Category Archives: Vegan Substitutes

Ice Cream!

I’ve nailed it! No coconut cream, so none of that pesky coconut flavour. Plus, it’s nice and soft! You can scoop it right out of the freezer.
I use a simple “novelty appliance” ice cream maker, which is really just a frozen bowl and churning paddle. You can get them for around $30. Or you can get a fancy-pants $300 machine…

1/4 Cup Coconut Oil
1 1/2 Cups Soy Milk
1/2 Cup white sugar
1 Tblsp Tapioca Starch
1/2 tsp vanilla paste

Mix all ingredients together in a pot, bring to the boil, and let it simmer for a couple of minutes until it starts to thicken.
Remove from the heat, let it cool, then refrigerate overnight.
Add to your ice cream maker and churn until it’s started to freeze. (10 – 20 minutes depending on your machine).
Chuck in the freezer until it’s fully frozen.

– If you want to colour or flavour your ice cream, add this in once you’ve finished boiling it while it’s cooling.
– If you want to add something solid (e.g. chocolate chips or cookie pieces), do this a minute or two before you take it out of the ice cream maker.
– If you want to add fruit – DON’T add it cut up raw fruit. It will freeze solid and just not be pleasant to eat. DO make a ‘jam’ out of the fruit (boil pureed fruit, sugar and water until it’s the consistency of jam) then mix it in at the end. This way it will still be soft and edible when your ice cream freezes.

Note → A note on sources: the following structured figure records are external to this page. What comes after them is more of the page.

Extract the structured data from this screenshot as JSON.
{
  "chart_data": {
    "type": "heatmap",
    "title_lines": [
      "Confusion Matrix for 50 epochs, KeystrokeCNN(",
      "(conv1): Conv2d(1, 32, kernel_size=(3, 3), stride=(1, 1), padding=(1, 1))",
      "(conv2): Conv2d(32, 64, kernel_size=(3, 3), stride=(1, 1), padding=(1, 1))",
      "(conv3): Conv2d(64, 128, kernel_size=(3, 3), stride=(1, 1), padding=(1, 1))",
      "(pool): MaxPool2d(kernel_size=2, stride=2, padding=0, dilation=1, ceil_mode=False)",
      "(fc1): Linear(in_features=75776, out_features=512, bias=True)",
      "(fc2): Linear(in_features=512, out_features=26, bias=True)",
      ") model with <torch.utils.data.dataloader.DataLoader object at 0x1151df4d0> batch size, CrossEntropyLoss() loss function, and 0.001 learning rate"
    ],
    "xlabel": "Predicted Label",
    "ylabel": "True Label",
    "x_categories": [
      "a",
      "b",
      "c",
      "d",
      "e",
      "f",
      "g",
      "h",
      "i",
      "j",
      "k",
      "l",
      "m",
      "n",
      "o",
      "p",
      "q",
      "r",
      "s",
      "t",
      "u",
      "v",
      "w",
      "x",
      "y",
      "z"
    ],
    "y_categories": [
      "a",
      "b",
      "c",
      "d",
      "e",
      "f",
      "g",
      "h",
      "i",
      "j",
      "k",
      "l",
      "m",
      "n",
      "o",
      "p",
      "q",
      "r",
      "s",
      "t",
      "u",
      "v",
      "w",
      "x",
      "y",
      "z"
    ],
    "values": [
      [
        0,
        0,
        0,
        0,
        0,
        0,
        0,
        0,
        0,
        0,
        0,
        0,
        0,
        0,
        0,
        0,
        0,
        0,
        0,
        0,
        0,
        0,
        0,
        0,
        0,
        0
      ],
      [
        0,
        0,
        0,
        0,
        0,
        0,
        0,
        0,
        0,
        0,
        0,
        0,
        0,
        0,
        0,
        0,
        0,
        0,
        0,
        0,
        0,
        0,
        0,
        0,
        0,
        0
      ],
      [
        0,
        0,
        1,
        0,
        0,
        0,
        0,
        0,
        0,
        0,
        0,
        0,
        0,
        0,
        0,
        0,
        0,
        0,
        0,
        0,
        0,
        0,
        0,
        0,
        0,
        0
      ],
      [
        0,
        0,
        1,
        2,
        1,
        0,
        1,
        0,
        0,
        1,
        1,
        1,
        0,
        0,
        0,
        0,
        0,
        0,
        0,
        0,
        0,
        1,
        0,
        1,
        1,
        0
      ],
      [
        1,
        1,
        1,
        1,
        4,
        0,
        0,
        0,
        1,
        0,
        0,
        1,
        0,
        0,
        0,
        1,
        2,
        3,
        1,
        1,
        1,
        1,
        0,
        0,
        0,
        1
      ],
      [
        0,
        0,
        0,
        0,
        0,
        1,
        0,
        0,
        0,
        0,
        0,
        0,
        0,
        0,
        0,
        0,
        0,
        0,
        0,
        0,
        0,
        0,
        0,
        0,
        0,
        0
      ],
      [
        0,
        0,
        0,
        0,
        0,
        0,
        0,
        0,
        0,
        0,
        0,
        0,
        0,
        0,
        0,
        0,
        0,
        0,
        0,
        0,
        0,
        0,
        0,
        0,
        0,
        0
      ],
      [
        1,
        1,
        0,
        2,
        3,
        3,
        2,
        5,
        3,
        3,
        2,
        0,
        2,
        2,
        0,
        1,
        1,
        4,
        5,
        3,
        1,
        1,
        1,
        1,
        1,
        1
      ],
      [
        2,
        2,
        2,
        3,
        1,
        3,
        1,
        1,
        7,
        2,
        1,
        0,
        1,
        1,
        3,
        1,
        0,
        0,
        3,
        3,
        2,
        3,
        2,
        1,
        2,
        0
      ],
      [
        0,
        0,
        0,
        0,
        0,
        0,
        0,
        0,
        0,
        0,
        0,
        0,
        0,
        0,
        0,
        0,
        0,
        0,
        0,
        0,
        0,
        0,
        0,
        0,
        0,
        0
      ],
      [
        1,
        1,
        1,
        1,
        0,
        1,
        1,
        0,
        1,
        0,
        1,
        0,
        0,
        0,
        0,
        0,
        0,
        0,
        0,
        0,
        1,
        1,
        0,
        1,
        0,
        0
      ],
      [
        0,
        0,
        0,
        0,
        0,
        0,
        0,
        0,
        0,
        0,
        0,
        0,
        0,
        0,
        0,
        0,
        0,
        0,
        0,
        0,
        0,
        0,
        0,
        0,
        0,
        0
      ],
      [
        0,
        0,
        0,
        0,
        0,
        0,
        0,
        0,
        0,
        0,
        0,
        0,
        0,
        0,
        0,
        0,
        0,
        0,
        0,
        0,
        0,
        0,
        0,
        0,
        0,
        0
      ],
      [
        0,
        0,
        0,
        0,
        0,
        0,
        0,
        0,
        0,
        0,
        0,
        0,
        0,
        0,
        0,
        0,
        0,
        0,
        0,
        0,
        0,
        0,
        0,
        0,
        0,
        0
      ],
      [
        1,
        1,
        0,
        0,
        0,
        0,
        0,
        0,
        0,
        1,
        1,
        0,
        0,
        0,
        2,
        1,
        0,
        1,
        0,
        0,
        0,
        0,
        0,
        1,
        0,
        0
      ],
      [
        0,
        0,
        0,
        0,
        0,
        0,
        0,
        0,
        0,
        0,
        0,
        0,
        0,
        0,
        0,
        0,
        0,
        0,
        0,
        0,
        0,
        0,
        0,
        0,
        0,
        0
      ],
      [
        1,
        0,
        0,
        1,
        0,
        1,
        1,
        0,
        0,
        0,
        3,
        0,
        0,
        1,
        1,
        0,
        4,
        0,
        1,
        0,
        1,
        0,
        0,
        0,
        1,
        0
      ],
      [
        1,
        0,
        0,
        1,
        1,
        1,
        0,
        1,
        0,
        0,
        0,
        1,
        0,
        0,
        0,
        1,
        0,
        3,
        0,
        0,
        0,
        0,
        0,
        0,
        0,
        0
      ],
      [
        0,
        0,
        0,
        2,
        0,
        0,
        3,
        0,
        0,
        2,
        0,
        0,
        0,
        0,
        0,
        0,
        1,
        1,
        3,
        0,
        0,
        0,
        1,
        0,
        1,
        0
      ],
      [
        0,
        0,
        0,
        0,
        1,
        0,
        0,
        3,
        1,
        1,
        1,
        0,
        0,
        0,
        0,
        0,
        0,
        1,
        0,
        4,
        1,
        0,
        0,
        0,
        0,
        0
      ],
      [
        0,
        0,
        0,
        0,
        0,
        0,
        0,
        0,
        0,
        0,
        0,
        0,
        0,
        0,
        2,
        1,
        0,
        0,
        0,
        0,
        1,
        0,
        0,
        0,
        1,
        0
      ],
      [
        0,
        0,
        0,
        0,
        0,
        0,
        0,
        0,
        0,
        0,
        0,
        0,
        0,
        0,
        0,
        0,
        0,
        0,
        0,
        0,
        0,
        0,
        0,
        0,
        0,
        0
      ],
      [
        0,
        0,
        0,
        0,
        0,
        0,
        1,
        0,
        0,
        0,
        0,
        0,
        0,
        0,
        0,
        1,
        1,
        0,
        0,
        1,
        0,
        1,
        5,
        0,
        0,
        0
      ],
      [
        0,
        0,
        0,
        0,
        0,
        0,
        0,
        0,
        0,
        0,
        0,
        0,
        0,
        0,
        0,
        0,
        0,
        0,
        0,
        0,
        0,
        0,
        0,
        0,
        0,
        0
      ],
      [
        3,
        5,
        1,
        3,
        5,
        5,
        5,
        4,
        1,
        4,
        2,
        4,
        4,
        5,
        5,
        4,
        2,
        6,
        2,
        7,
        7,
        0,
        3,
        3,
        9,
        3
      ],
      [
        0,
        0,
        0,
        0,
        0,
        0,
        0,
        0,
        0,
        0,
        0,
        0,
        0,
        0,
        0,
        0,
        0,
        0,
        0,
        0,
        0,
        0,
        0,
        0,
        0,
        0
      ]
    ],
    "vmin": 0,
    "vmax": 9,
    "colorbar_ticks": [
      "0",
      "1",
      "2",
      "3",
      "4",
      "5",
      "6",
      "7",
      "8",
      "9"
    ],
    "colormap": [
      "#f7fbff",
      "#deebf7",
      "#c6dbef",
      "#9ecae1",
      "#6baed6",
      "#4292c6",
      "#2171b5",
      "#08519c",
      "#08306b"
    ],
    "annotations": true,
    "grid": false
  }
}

Flavours I have made so far:

  • Coconut and cherry
  • Mango, lime, and coconut
  • Chocolate coffee (melted in 100g chocolate, and added a double shot of espresso)
  • Orange chocolate chip
  • Mint chocolate chip
  • Goody goody gumdrop (bubblegum flavour with gum drop lollies mixed through
  • Cookies and cream
  • mangomochaorange choch chip

    Fresh Whipped Cream

    There comes a time when you have made every non-cream-including pudding out there, and you really are starting to crave some; be it trifle, chocolate-chip cookie log, or cream filled donuts.

    You can usually buy a vegan cream from an expensive organic, gluten free, or other such speciality store. But why buy it, when you can make it for a lot cheaper (and without that nasty soy after-taste).

    An electric beater would be recommended here, to make the cream light and fluffy and to make it easier on your arm. But they aren’t necessary – I made this whipping everything by hand.


    1 tsp Cornflour
    1/2 C Soy Milk
    100g Margarine
    3 tsp Icing Sugar
    a few drops Vanilla Essence


    Combine the cornflour with a tablespoon of the soy milk into a paste. In a pot, bring the remaining soy milk to the boil. Remove from the heat, then pour the boiling soy milk into the paste – beat until well combined. Return this to the pot, and heat for another couple of minutes until the mixture starts to thicken (it should be quite bubbly, but won’t flow around the pot). Remove from the heat and leave to cool.

    While the milk mixture is cooling, beat the margarine till it is also light and fluffy. Once the milk mixture has completely cooled, beat it into the margarine part by part. Then beat in the icing sugar one teaspoon at a time. Taste as you go along  to make it as sweet as you want it to be. Finally, beat in a few drops of vanilla essence.

    I found it remarkable how much difference the vanilla essence made. Up until it’s inclusion, it tastes like margarine with a small amount of icing sugar. The addition of vanilla essence transforms the mixture into cream. The moral? DON’T MAKE THIS IF YOU DON’T HAVE VANILLA ESSENCE.